Activistas não acreditam que referendo chegue a acontecer
Até ao último momento, houve quem esperasse a desobediência à disciplina de voto imposta na bancada do PSD.
Assumiu-se como uma mulher doente, com um carcinoma invasivo da mama, mãe de duas crianças, de nove e 11 anos, que está a criar com outra mulher, a quem o Estado não reconhece estatuto de mãe. Na condição de quem teme o futuro dos filhos, pediu aos deputados que avançassem com a co-adopção – a carta está no site da Ilga Portugal, organização da qual faz parte.
Não ficou surpreendida com a vitória da proposta social-democrata. Os 24 deputados do CDS iriam abster-se, mas a bancada do PSD tem 108 deputados e a esquerda, toda junta, 98. A esperança era haver no PSD quem quebrasse a disciplina de voto. E esperou até ao último momento. “Esperei até ao último momento que houvesse um sentimento mínimo de decência.”
As contas parecem-lhe fáceis de fazer.

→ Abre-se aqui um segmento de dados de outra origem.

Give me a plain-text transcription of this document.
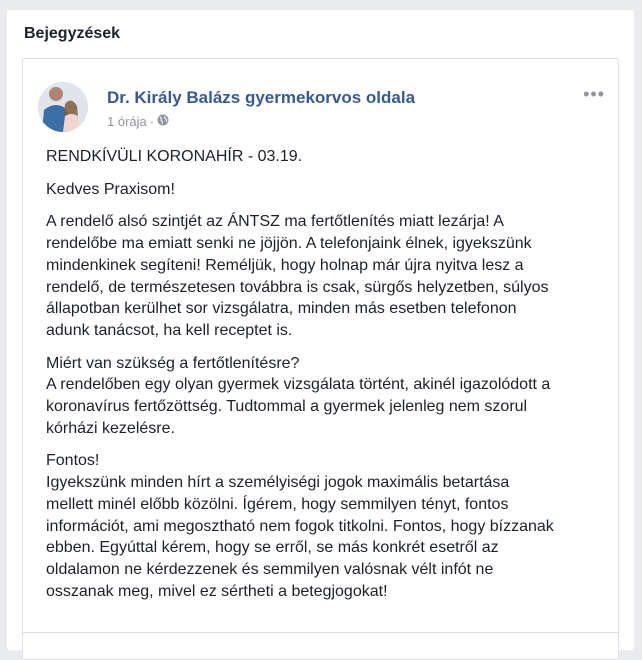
Bejegyzések
Dr. Király Balázs gyermekorvos oldala
1 órája ·
•••

RENDKÍVÜLI KORONAHÍR - 03.19.

Kedves Praxisom!

A rendelő alsó szintjét az ÁNTSZ ma fertőtlenítés miatt lezárja! A
rendelőbe ma emiatt senki ne jöjjön. A telefonjaink élnek, igyekszünk
mindenkinek segíteni! Reméljük, hogy holnap már újra nyitva lesz a
rendelő, de természetesen továbbra is csak, sürgős helyzetben, súlyos
állapotban kerülhet sor vizsgálatra, minden más esetben telefonon
adunk tanácsot, ha kell receptet is.

Miért van szükség a fertőtlenítésre?
A rendelőben egy olyan gyermek vizsgálata történt, akinél igazolódott a
koronavírus fertőzöttség. Tudtommal a gyermek jelenleg nem szorul
kórházi kezelésre.

Fontos!
Igyekszünk minden hírt a személyiségi jogok maximális betartása
mellett minél előbb közölni. Ígérem, hogy semmilyen tényt, fontos
információt, ami megosztható nem fogok titkolni. Fontos, hogy bízzanak
ebben. Egyúttal kérem, hogy se erről, se más konkrét esetről az
oldalamon ne kérdezzenek és semmilyen valósnak vélt infót ne
osszanak meg, mivel ez sértheti a betegjogokat!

A proposta foi aprovada com 103 votos do PSD. Ora, somando os 92 votos da esquerda com os 13 do PSD que votaram sim declarando querer votar não, e um do PP que se absteve querendo opor-se, obtém-se 108. Não foi a representatividade parlamentar que ditou o referendo, “foi a imposição de voto”, e isso, diz, “não é democracia”.
Não está feliz, nem imagina que alguém possa estar. Pergunta-se: quem pode celebrar um referendo destinado a determinar se a família das suas crianças deve ser reconhecida? A ideia parece-lhe tão “estapafúrdia” que nem acredita que chegue à prática. “Acredito que o Tribunal Constitucional vai parar este processo insano e acredito que os deputados do PSD também acreditam nisso. Acho que este referendo é uma estratégia para que a co-adopção não seja aprovada.”
Sérgio Vitorino, das Panteras Rosa – Frente de Combate à Lesbigaytransfobia, também não deposita fé no referendo. “Querem pôr o país a falar de adopção e co-adopção enquanto aprovam medidas gravosas”, avalia, remetendo para decisões judiciais que podem ser tidas em conta pelo Tribunal Constitucional, a entidade que tem a última palavra sobre a realização de referendos no país.
Já este ano, o Tribunal Europeu dos Direitos Humanos condenou o Governo da Áustria por impedir a adopção num casal do mesmo sexo em que apenas a parentalidade de uma das pessoas estava reconhecida. O outro membro do casal também teria direito de adoptar a criança, senão estar-se-ia a violar a Convenção Europeia dos Direitos Humanos – o artigo 14 (proibição da discriminação) em conjugação com o artigo 8 (direito ao respeito pela vida privada e familiar). Portugal é citado como um dos exemplos de países nos quais esta violação ocorre.
Ana Cristina Santos, da Não te Prives, tem a mesma expectativa. Permanecia incrédula horas depois de ter assistido, pela televisão, à votação: “Os deputados e as deputadas estão lá não para representar uma maioria, mas para representar todas as pessoas, e as pessoas são diversas.” Valendo-se de alguma ingenuidade, esperou até ao fim por uma acção de desobediência.
“A disciplina de voto não pode implicar o sacrifício de direitos humanos”, defende. O referendo junta duas realidades distintas: “O que está em causa, na lei da co-adopção, não é a adopção de crianças que estão em instituições, é saber se crianças que têm família têm direito a que a sua família seja reconhecida”. E a protecção dos direitos dessas crianças, na sua opinião, merecia que os deputados actuassem de acordo com as suas convicções.
A Associação Rumos Novos – Homossexuais Católicos emitiu um comunicado, considerando lamentável o corrido de declarações de voto: “Estar do lado da co-adopção por casais do mesmo sexo não é ser de direita nem de esquerda. É ser justo, humano e correcto. É estar do lado certo da barricada.”